Foreign Currency Non-Resident (Bank) Deposits
The United Arab Emirates (UAE) and the United States (US) play a significant role in the FCNR (B) deposits mobilized by Indian banks, indicating a strong Indian banking presence in the Gulf region.
Key Statistics
- As of September 2024, the UAE accounted for 43% of the FCNR (B) deposits, up from 39% in March 2020.
- The share of the US decreased from 17% to 10.6% during the same period.
Reasons for UAE's Higher Share
Soumitra Sen, country head of consumer banking at IndusInd Bank, explains that Indian banks have a higher presence in the GCC, particularly the UAE, through representative offices and offshore branches, leading to a greater share of non-resident FCNR deposits from these regions.
Comparison with Other Countries
- The UK holds a 5.5% share of FCNR (B) deposits.
- Singapore accounts for 5%.
Lower US Share Explanation
Higher interest rates and bond yields in the US provide NRIs with more lucrative investment opportunities, reducing the appeal of FCNR (B) deposits.
GCC-based NRI Client Preferences
- NRIs see safety and higher returns in India compared to their country of residence.

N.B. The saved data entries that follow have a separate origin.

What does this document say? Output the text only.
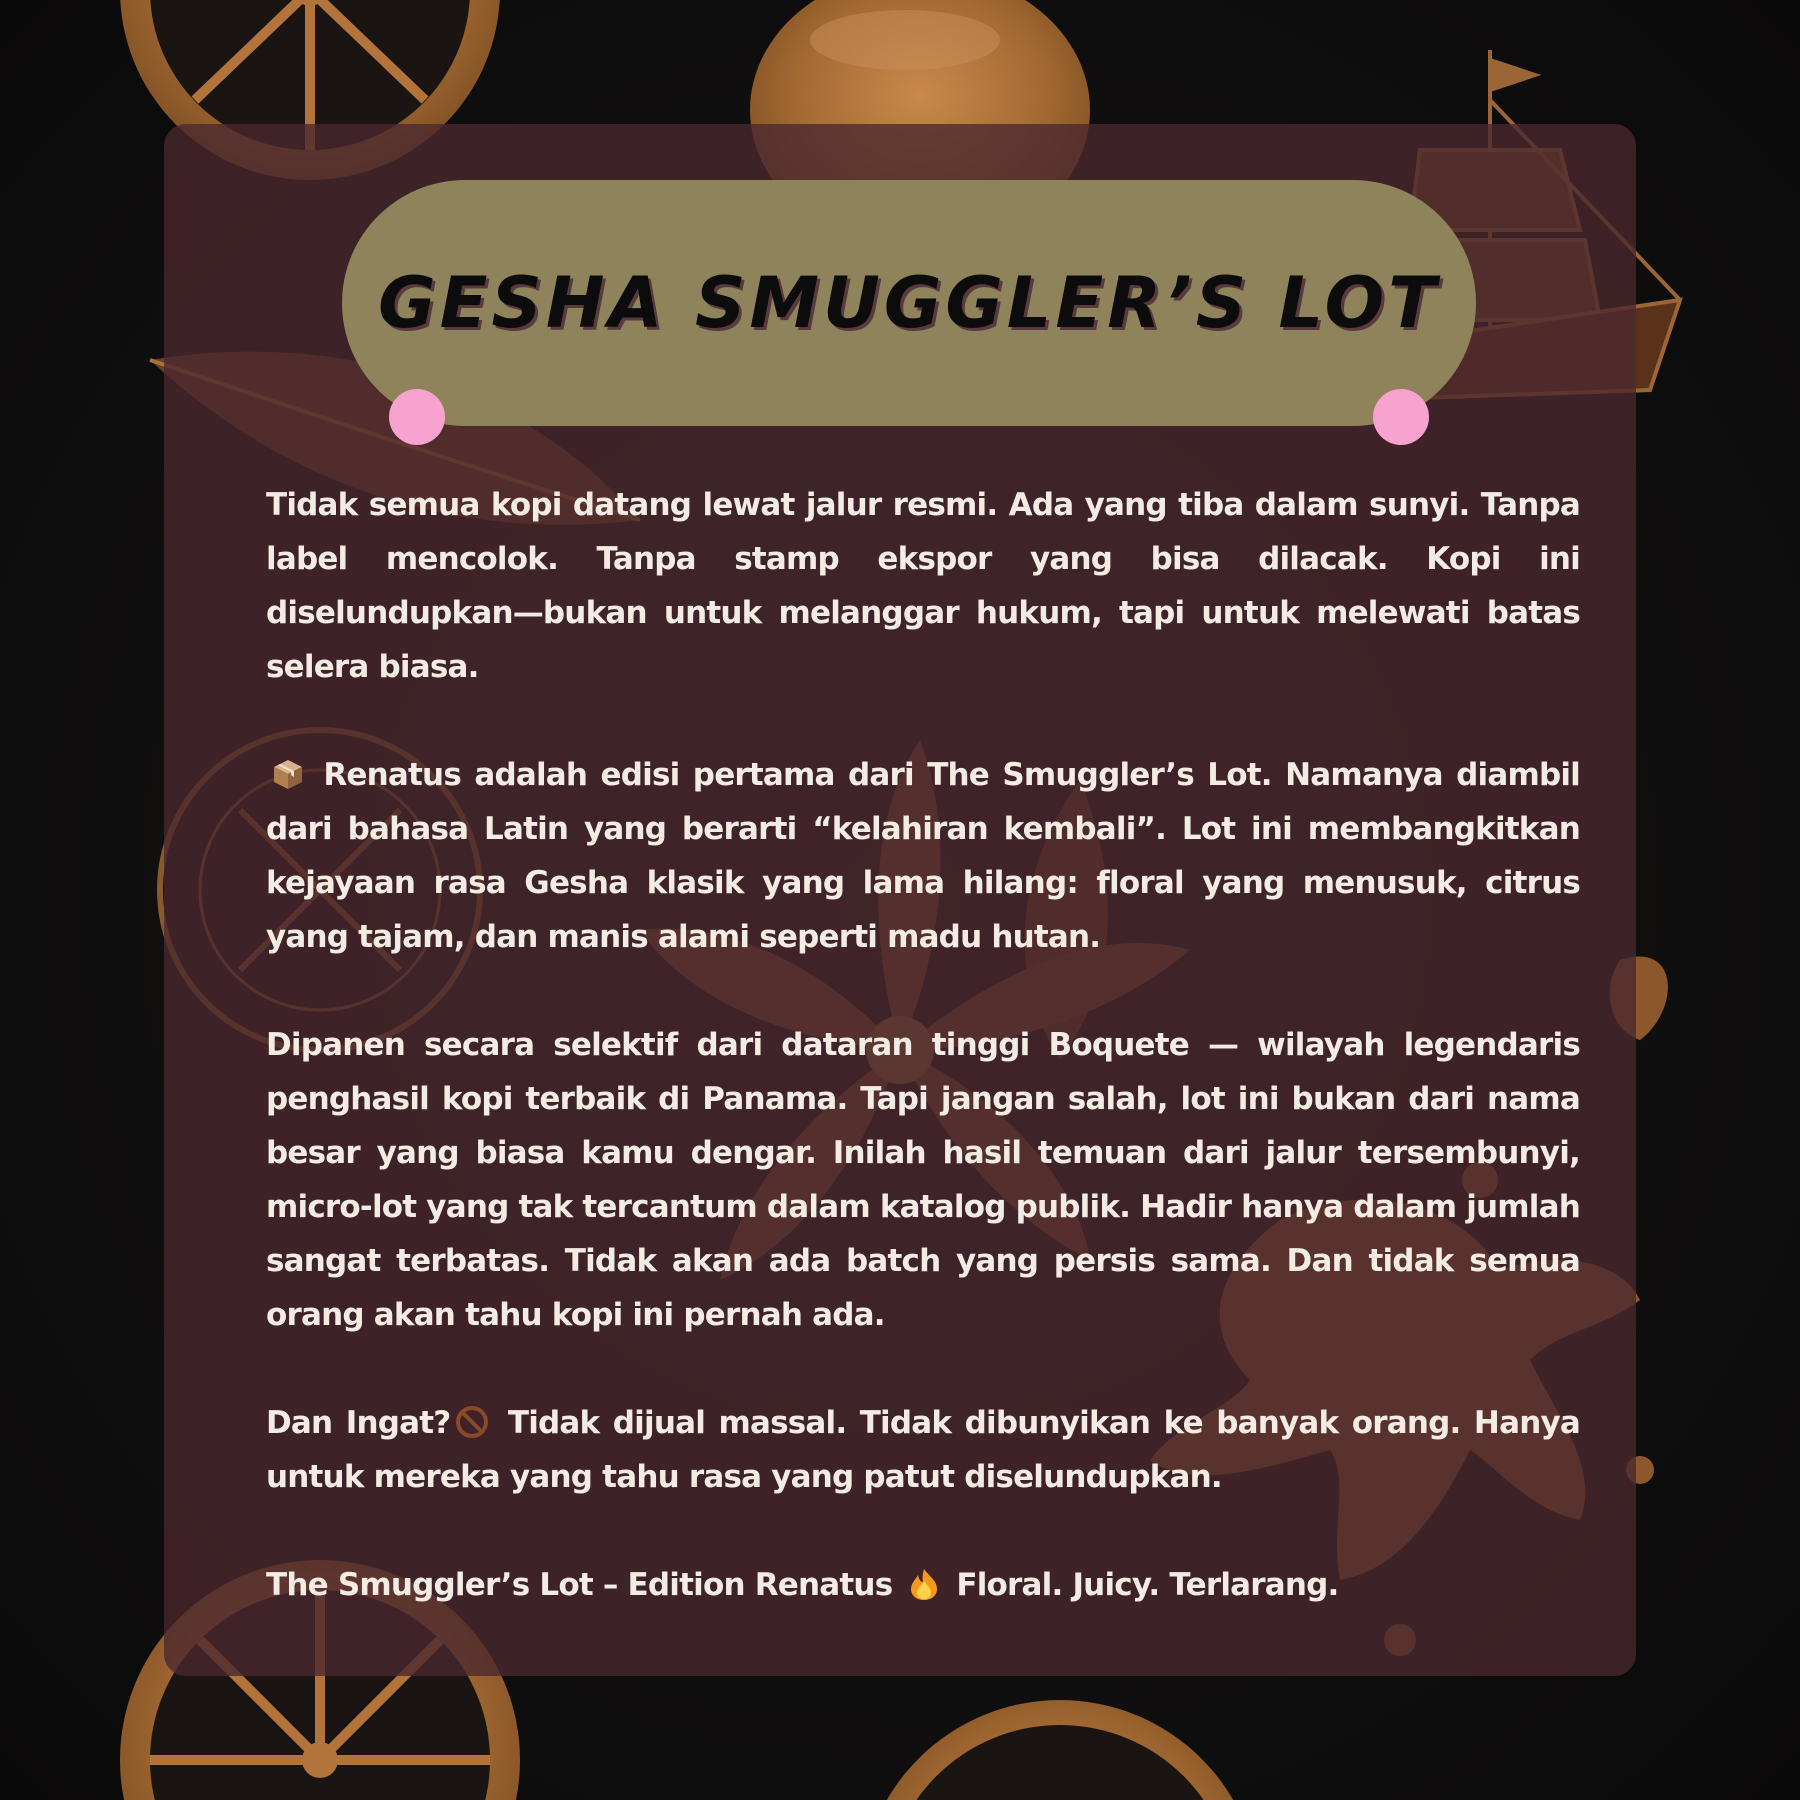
GESHA SMUGGLER’S LOT

Tidak semua kopi datang lewat jalur resmi. Ada yang tiba dalam sunyi. Tanpa label mencolok. Tanpa stamp ekspor yang bisa dilacak. Kopi ini diselundupkan—bukan untuk melanggar hukum, tapi untuk melewati batas selera biasa.

Renatus adalah edisi pertama dari The Smuggler’s Lot. Namanya diambil dari bahasa Latin yang berarti “kelahiran kembali”. Lot ini membangkitkan kejayaan rasa Gesha klasik yang lama hilang: floral yang menusuk, citrus yang tajam, dan manis alami seperti madu hutan.

Dipanen secara selektif dari dataran tinggi Boquete — wilayah legendaris penghasil kopi terbaik di Panama. Tapi jangan salah, lot ini bukan dari nama besar yang biasa kamu dengar. Inilah hasil temuan dari jalur tersembunyi, micro-lot yang tak tercantum dalam katalog publik. Hadir hanya dalam jumlah sangat terbatas. Tidak akan ada batch yang persis sama. Dan tidak semua orang akan tahu kopi ini pernah ada.

Dan Ingat? Tidak dijual massal. Tidak dibunyikan ke banyak orang. Hanya untuk mereka yang tahu rasa yang patut diselundupkan.

The Smuggler’s Lot – Edition Renatus  Floral. Juicy. Terlarang.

- FCNR inflows grew faster due to the strength of the Indian economy and banking sector.
Nature of NRI Deposits
Unlike remittances for family maintenance or non-repatriable transfers, NRI deposits serve as savings and investment instruments and are repatriable.
RBI's Strategic Move
The Reserve Bank of India recently relaxed interest caps on FCNR (B) deposits, aiming for long-term growth rather than immediate impacts amidst volatile markets.